Prior to Parliament’s approval of the bill, the Minority in Parliament had opposed portions of it particularly on the grounds of job losses.
Also, the Automobile Dealers Union Ghana (ADUG), had called on government to hold broader consultations with all stakeholders in the automobile industry before approving the bill.
The amendment is part of a plan towards the implementation of the Ghana Automotive Manufacturing Programme, which has so far attracted several global car assembly plants into the country.
The law seeks to also provide incentives for automotive manufacturers and assemblers, registered under the Ghana Manufacturing Development Programme.
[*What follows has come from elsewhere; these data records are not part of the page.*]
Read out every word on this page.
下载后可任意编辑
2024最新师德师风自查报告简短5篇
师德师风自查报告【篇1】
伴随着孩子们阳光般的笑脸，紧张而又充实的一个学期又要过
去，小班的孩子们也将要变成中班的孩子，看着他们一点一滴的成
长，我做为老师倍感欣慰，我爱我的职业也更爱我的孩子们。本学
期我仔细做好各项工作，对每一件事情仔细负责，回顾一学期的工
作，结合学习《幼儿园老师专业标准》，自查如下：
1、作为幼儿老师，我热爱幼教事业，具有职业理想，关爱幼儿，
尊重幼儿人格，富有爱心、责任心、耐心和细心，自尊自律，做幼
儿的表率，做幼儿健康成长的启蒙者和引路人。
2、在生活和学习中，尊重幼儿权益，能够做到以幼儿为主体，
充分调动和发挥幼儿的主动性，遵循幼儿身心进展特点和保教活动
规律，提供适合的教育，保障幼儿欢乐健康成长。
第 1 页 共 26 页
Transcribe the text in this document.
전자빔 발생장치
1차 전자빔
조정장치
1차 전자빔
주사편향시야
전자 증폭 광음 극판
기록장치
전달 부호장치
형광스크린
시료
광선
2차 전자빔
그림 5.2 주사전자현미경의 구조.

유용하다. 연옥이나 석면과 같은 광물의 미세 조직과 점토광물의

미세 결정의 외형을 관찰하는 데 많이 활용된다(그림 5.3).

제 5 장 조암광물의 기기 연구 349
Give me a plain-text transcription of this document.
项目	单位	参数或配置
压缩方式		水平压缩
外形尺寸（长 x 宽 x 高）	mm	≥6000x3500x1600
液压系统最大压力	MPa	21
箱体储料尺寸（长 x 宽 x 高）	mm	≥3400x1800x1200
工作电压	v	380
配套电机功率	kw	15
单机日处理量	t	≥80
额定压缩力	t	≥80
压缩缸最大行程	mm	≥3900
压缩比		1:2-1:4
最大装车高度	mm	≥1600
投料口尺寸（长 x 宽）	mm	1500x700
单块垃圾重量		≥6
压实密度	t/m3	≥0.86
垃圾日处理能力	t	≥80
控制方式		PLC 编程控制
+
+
Gov’t justifies plan to ban imported ‘accident vehicles’ and over 10-year old cars
Government, earlier this year, justified the decision.
Currently, there are penalties for over-aged cars ranging between 5% and 100% of the total cost, insurance and freight of an imported car, between 10 years, and those over 35 years at the country’s ports.
But, the proposal which is part of the Customs Amendment Bill, 2020, was passed on Tuesday, March 3, 2020, and assented by the President on April 30, 2020.
Government has predicted an estimated revenue loss of GHS802 million over the next three years after the review of the policy.
This is however expected to be partially offset by the additional revenue from customs duties on vehicles not covered by the programme, according to the joint report of the joint committee on Finance and Trade, Industry and Tourism.